Following a dinner of EU foreign ministers yesterday (23 May), contradictory statements were made regarding Croatia's last few miles on the road to EU accession.
Only a few ministers spoke to the press following the discussions, which concluded without joint conclusions, the Croatian news agency HINA reported.
Mikulas Dzurinda, foreign minister of Slovakia, a country that strongly supports Croatia's accession, gave no clear answer when asked about Zagreb's chances of completing talks by the end of Hungary's EU presidency on 30 June.
He said he would personally "like that", but that Enlargement Commissioner Štefan Füle had just received a lot of new information from Zagreb which would take time to analyse.
"I am quite satisfied, as the discussion was open and constructive," Dzurinda was quoted as saying. "Everyone knows that meeting the criteria is crucial, and Commissioner Füle's report was quite optimistic, so I am confident that Croatia will cross the last metres of this long race."
Regarding a possible accession date, Dzurinda said this was not the most important issue at the moment. The most important thing was to cross the final few metres, he said.
Monitoring mechanism could postpone accession
Dutch Foreign Minister Uri Rosenthal said his country advocated introducing "an additional mechanism" to monitor Croatia's commitments.

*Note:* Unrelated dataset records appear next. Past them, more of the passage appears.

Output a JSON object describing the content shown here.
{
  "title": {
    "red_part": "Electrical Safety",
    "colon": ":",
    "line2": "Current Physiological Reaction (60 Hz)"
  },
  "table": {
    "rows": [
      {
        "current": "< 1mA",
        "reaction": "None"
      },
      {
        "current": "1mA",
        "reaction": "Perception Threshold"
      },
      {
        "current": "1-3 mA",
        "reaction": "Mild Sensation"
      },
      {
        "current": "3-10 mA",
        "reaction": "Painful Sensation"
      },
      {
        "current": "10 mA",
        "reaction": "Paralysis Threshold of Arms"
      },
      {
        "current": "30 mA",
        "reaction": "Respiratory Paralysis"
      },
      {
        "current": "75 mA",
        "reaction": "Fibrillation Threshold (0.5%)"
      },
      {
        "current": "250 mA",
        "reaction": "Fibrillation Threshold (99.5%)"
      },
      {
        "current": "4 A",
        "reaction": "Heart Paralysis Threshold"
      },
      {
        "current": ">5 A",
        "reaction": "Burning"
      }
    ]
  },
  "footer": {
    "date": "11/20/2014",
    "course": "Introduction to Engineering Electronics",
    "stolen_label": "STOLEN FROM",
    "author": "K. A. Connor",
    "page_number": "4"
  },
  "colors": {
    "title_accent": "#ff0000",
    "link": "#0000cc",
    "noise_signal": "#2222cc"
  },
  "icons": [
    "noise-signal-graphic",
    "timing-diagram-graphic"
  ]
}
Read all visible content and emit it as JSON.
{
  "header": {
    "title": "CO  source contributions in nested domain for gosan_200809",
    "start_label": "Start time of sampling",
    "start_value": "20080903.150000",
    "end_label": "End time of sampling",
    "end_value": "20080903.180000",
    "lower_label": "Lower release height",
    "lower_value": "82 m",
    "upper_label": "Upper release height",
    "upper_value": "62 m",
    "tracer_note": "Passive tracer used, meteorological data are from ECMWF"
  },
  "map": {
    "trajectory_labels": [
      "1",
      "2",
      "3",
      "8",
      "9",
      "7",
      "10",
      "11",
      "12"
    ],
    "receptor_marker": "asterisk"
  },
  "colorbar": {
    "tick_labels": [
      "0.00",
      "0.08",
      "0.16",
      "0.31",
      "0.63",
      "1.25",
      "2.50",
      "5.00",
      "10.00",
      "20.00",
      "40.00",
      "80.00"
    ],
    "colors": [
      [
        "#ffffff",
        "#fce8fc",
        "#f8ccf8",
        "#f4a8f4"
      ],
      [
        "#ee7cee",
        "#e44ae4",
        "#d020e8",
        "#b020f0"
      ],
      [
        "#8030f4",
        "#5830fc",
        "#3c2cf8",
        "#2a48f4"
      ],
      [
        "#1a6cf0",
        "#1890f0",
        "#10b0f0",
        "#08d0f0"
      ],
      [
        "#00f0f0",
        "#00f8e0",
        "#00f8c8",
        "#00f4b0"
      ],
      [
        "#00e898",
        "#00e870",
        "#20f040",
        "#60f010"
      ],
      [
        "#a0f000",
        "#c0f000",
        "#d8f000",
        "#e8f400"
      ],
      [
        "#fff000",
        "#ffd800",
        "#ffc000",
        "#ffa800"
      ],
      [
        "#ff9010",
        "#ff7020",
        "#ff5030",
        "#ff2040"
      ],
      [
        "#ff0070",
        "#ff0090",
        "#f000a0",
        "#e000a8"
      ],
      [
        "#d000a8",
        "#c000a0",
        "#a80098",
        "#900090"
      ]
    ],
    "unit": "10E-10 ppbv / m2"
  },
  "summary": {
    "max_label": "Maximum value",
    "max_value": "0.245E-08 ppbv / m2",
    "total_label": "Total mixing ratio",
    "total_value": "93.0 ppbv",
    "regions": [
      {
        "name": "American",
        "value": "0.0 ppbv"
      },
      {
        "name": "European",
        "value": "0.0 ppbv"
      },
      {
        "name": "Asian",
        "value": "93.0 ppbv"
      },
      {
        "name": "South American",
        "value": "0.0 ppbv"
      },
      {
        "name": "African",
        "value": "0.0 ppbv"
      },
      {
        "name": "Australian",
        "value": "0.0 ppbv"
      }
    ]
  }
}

"We are waiting for the Commission to release in the coming weeks a solid progress report. I think it would be good to introduce a monitoring mechanism in the period between the completion of the negotiations and accession," Rosenthal was quoted as saying.
Commissioner Füle has so far opposed introducing a mechanism to monitor Croatia's compliance with EU rules after it has officially joined the bloc. A similar mechanism was imposed on Romania and Bulgaria when they joined in 2007.
This time, it looks that the mechanism, which is reportedly also favoured by France and the UK, would accompany the period between Croatia's final accession talks and its actual EU entry. According to recent experience, a two-year period elapses between such milestones.
According to unnamed sources quoted by HINA, France suggested monitoring Croatia's EU progress after accession but its European affairs minister, Laurent Wauquiez, denied the claims.
Asked how the mechanism would work in practice, Wauquiez would not go into detail, saying it was a proposal that needed the approval of all member countries.
The objective is to define the points which require supervision, for example the training of judges or respect for competition policy rules, which is not limited to the 'Judiciary and Fundamental Rights' negotiation chapter, he said.
If it is established that obligations are not being honoured, Croatia's EU accession could be postponed, he said.
Schengen with 'new protection'?
Wauquiez also disclosed his country's plans to reform the management of the Schengen borderless area. Following pressure from France, Bulgaria and Romania were recently denied Schengen accession, despite having fulfilled the technical criteria.
"In the future, France wants entry to the Schengen area, within which there are no border controls, not to depend only on technical criteria. France also wants the Schengen Treaty to include a protection clause for better crisis management," he was quoted as saying.
Swedish Foreign Minister Carl Bildt said he personally saw no need to introduce a monitoring instrument for Croatia and expressed hope that the country's EU talks would end in the near future.
The most optimistic statement was made by Italian Foreign Minister Franco Frattini, who said Croatia would be ready to complete accession negotiations by the end of the Hungarian EU Presidency. Frattini expressed confidence that an accession treaty could be signed in early autumn.
The Croatian Times quoted EU diplomats as saying that the European Commission wanted Croatia to join the EU as its 28th member on 1 July 2013.
The ommission should use that date in planning the EU budget, the daily newspaper said.